Acara lain yang menyertai Muharram (Suro) dan sudah menjadi tradisi adalah 
kirab kerbau bule yang terkenal dengan nama kyai slamet di keraton Kasunanan 
Solo. Peristiwa ini sangat dinantikan oleh warga Solo dan sekitarnya, bahkan 
yang jauhpun rela berpayah-payah. Apa tujuannya ? Tiada lain, untuk ngalap 
berkah dari sang kerbau, supaya rizki lancar, dagangan laris dan sebagainya. 
Naudzubillahi min dzalik. Padahal kerbau merupakan symbol kebodohan, 
sehingga muncul peribahasa Jawa untuk menggambarkannya : “bodo ela-elo koyo 
kebo”. Acara lainnya adalah jamasan pusaka dan kirab (diarak) keliling 
keraton.

Itulah sekelumit gambaran kepercayaan masyarakat khususnya Jawa terhadap 
bulan Muharram (Suro).
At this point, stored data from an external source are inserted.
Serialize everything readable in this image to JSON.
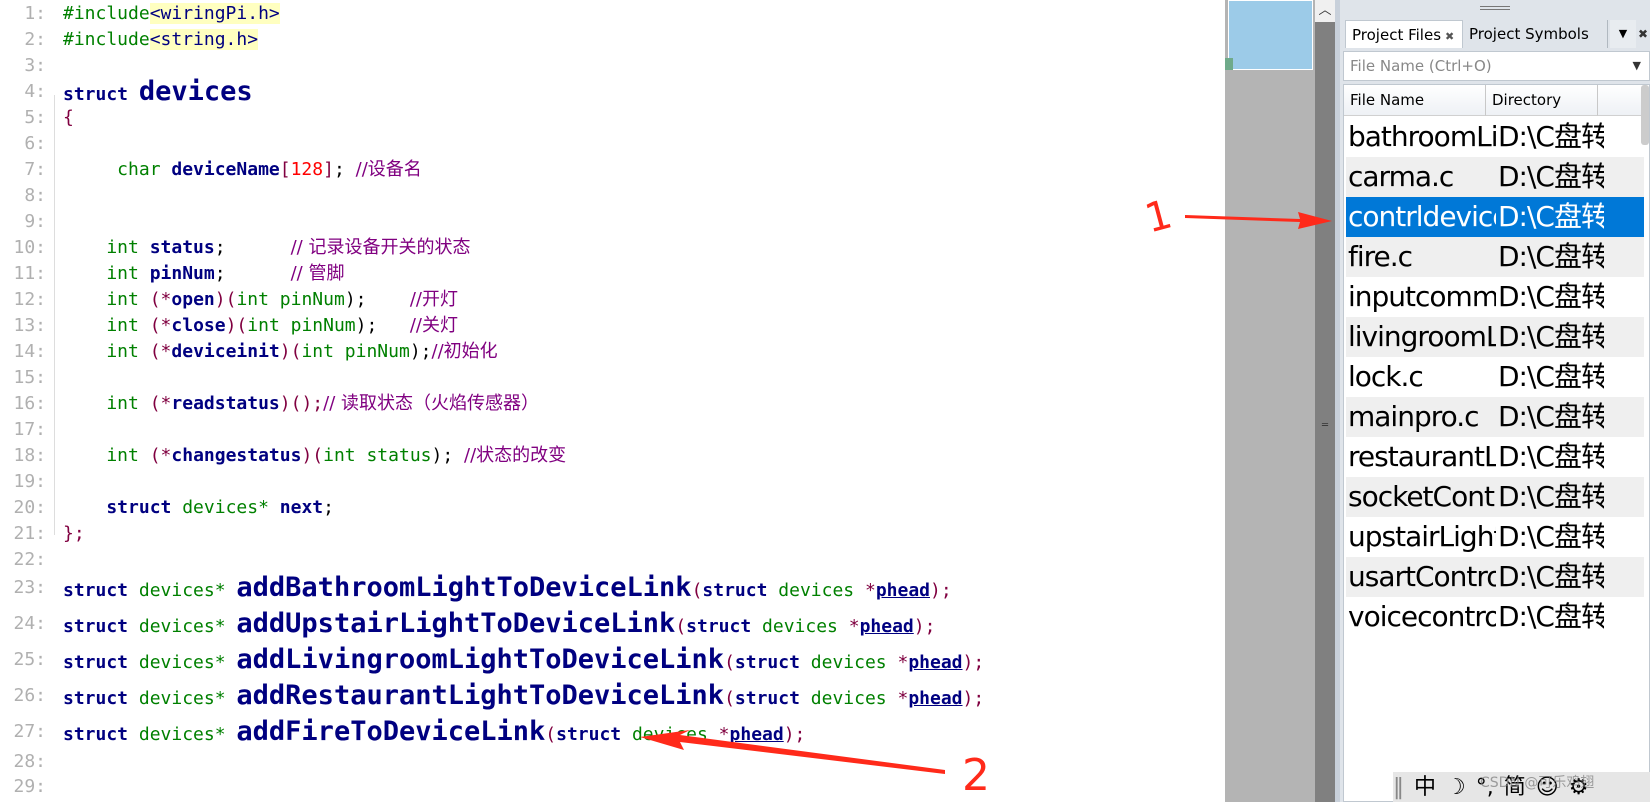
{
  "editor": {
    "lines": [
      {
        "n": "1:",
        "tokens": [
          [
            "#include",
            "pp"
          ],
          [
            "<wiringPi.h>",
            "inc"
          ]
        ]
      },
      {
        "n": "2:",
        "tokens": [
          [
            "#include",
            "pp"
          ],
          [
            "<string.h>",
            "inc"
          ]
        ]
      },
      {
        "n": "3:",
        "tokens": []
      },
      {
        "n": "4:",
        "tokens": [
          [
            "struct ",
            "kw"
          ],
          [
            "devices",
            "big"
          ]
        ]
      },
      {
        "n": "5:",
        "tokens": [
          [
            "{",
            "pu"
          ]
        ]
      },
      {
        "n": "6:",
        "tokens": []
      },
      {
        "n": "7:",
        "tokens": [
          [
            "     char ",
            "ty"
          ],
          [
            "deviceName",
            "id"
          ],
          [
            "[",
            "pu"
          ],
          [
            "128",
            "nu"
          ],
          [
            "]",
            "pu"
          ],
          [
            "; ",
            "pl"
          ],
          [
            "//设备名",
            "cm"
          ]
        ]
      },
      {
        "n": "8:",
        "tokens": []
      },
      {
        "n": "9:",
        "tokens": []
      },
      {
        "n": "10:",
        "tokens": [
          [
            "    int ",
            "ty"
          ],
          [
            "status",
            "id"
          ],
          [
            ";      ",
            "pl"
          ],
          [
            "// 记录设备开关的状态",
            "cm"
          ]
        ]
      },
      {
        "n": "11:",
        "tokens": [
          [
            "    int ",
            "ty"
          ],
          [
            "pinNum",
            "id"
          ],
          [
            ";      ",
            "pl"
          ],
          [
            "// 管脚",
            "cm"
          ]
        ]
      },
      {
        "n": "12:",
        "tokens": [
          [
            "    int ",
            "ty"
          ],
          [
            "(*",
            "pu"
          ],
          [
            "open",
            "id"
          ],
          [
            ")(",
            "pu"
          ],
          [
            "int pinNum",
            "ty"
          ],
          [
            ");    ",
            "pl"
          ],
          [
            "//开灯",
            "cm"
          ]
        ]
      },
      {
        "n": "13:",
        "tokens": [
          [
            "    int ",
            "ty"
          ],
          [
            "(*",
            "pu"
          ],
          [
            "close",
            "id"
          ],
          [
            ")(",
            "pu"
          ],
          [
            "int pinNum",
            "ty"
          ],
          [
            ");   ",
            "pl"
          ],
          [
            "//关灯",
            "cm"
          ]
        ]
      },
      {
        "n": "14:",
        "tokens": [
          [
            "    int ",
            "ty"
          ],
          [
            "(*",
            "pu"
          ],
          [
            "deviceinit",
            "id"
          ],
          [
            ")(",
            "pu"
          ],
          [
            "int pinNum",
            "ty"
          ],
          [
            ");",
            "pl"
          ],
          [
            "//初始化",
            "cm"
          ]
        ]
      },
      {
        "n": "15:",
        "tokens": []
      },
      {
        "n": "16:",
        "tokens": [
          [
            "    int ",
            "ty"
          ],
          [
            "(*",
            "pu"
          ],
          [
            "readstatus",
            "id"
          ],
          [
            ")();",
            "pu"
          ],
          [
            "// 读取状态（火焰传感器）",
            "cm"
          ]
        ]
      },
      {
        "n": "17:",
        "tokens": []
      },
      {
        "n": "18:",
        "tokens": [
          [
            "    int ",
            "ty"
          ],
          [
            "(*",
            "pu"
          ],
          [
            "changestatus",
            "id"
          ],
          [
            ")(",
            "pu"
          ],
          [
            "int status",
            "ty"
          ],
          [
            "); ",
            "pl"
          ],
          [
            "//状态的改变",
            "cm"
          ]
        ]
      },
      {
        "n": "19:",
        "tokens": []
      },
      {
        "n": "20:",
        "tokens": [
          [
            "    struct ",
            "kw"
          ],
          [
            "devices* ",
            "ty"
          ],
          [
            "next",
            "id"
          ],
          [
            ";",
            "pl"
          ]
        ]
      },
      {
        "n": "21:",
        "tokens": [
          [
            "};",
            "pu"
          ]
        ]
      },
      {
        "n": "22:",
        "tokens": []
      },
      {
        "n": "23:",
        "tokens": [
          [
            "struct ",
            "kw"
          ],
          [
            "devices* ",
            "ty"
          ],
          [
            "addBathroomLightToDeviceLink",
            "big"
          ],
          [
            "(",
            "pu"
          ],
          [
            "struct ",
            "kw"
          ],
          [
            "devices ",
            "ty"
          ],
          [
            "*",
            "pu"
          ],
          [
            "phead",
            "ul"
          ],
          [
            ");",
            "pu"
          ]
        ]
      },
      {
        "n": "24:",
        "tokens": [
          [
            "struct ",
            "kw"
          ],
          [
            "devices* ",
            "ty"
          ],
          [
            "addUpstairLightToDeviceLink",
            "big"
          ],
          [
            "(",
            "pu"
          ],
          [
            "struct ",
            "kw"
          ],
          [
            "devices ",
            "ty"
          ],
          [
            "*",
            "pu"
          ],
          [
            "phead",
            "ul"
          ],
          [
            ");",
            "pu"
          ]
        ]
      },
      {
        "n": "25:",
        "tokens": [
          [
            "struct ",
            "kw"
          ],
          [
            "devices* ",
            "ty"
          ],
          [
            "addLivingroomLightToDeviceLink",
            "big"
          ],
          [
            "(",
            "pu"
          ],
          [
            "struct ",
            "kw"
          ],
          [
            "devices ",
            "ty"
          ],
          [
            "*",
            "pu"
          ],
          [
            "phead",
            "ul"
          ],
          [
            ");",
            "pu"
          ]
        ]
      },
      {
        "n": "26:",
        "tokens": [
          [
            "struct ",
            "kw"
          ],
          [
            "devices* ",
            "ty"
          ],
          [
            "addRestaurantLightToDeviceLink",
            "big"
          ],
          [
            "(",
            "pu"
          ],
          [
            "struct ",
            "kw"
          ],
          [
            "devices ",
            "ty"
          ],
          [
            "*",
            "pu"
          ],
          [
            "phead",
            "ul"
          ],
          [
            ");",
            "pu"
          ]
        ]
      },
      {
        "n": "27:",
        "tokens": [
          [
            "struct ",
            "kw"
          ],
          [
            "devices* ",
            "ty"
          ],
          [
            "addFireToDeviceLink",
            "big"
          ],
          [
            "(",
            "pu"
          ],
          [
            "struct ",
            "kw"
          ],
          [
            "devices ",
            "ty"
          ],
          [
            "*",
            "pu"
          ],
          [
            "phead",
            "ul"
          ],
          [
            ");",
            "pu"
          ]
        ]
      },
      {
        "n": "28:",
        "tokens": []
      },
      {
        "n": "29:",
        "tokens": []
      }
    ]
  },
  "panel": {
    "tabs": [
      {
        "label": "Project Files",
        "active": true
      },
      {
        "label": "Project Symbols",
        "active": false
      }
    ],
    "filter_placeholder": "File Name (Ctrl+O)",
    "columns": [
      "File Name",
      "Directory"
    ],
    "rows": [
      {
        "name": "bathroomLight.c",
        "dir": "D:\\C盘转"
      },
      {
        "name": "carma.c",
        "dir": "D:\\C盘转"
      },
      {
        "name": "contrldevices.h",
        "dir": "D:\\C盘转",
        "selected": true
      },
      {
        "name": "fire.c",
        "dir": "D:\\C盘转"
      },
      {
        "name": "inputcommand.h",
        "dir": "D:\\C盘转"
      },
      {
        "name": "livingroomLight.c",
        "dir": "D:\\C盘转"
      },
      {
        "name": "lock.c",
        "dir": "D:\\C盘转"
      },
      {
        "name": "mainpro.c",
        "dir": "D:\\C盘转"
      },
      {
        "name": "restaurantLight.c",
        "dir": "D:\\C盘转"
      },
      {
        "name": "socketControl.c",
        "dir": "D:\\C盘转"
      },
      {
        "name": "upstairLight.c",
        "dir": "D:\\C盘转"
      },
      {
        "name": "usartControl.c",
        "dir": "D:\\C盘转"
      },
      {
        "name": "voicecontrol.c",
        "dir": "D:\\C盘转"
      }
    ],
    "selected_color": "#0078d7"
  },
  "ime": {
    "items": [
      "中",
      "☽",
      "°,",
      "简",
      "☺",
      "⚙"
    ]
  },
  "watermark": "CSDN @可乐鸡翅",
  "annotations": {
    "label1": "1",
    "label2": "2",
    "color": "#ff2a1a"
  }
}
Mungkin masih banyak lagi tradisi yang belum terekam 
disini. Kelihatannya tahayul ini diwarisi dari zaman sebelumnya mulai 
animisme, dinamisme, hindu dan budha. Ketika Islam datang 
keyakinan-keyakinan tersebut masih kental menyertai perkembangannya. Bahkan 
terjadi sinkretisasi (pencampuran). Ini bisa dicermati pada sejarah 
kerajaan-kerajaan Islam di awal pertumbuhan dan perkembangan selanjutya, 
hingga dewasa ini ternyata masih menyisakan pengaruh tersebut.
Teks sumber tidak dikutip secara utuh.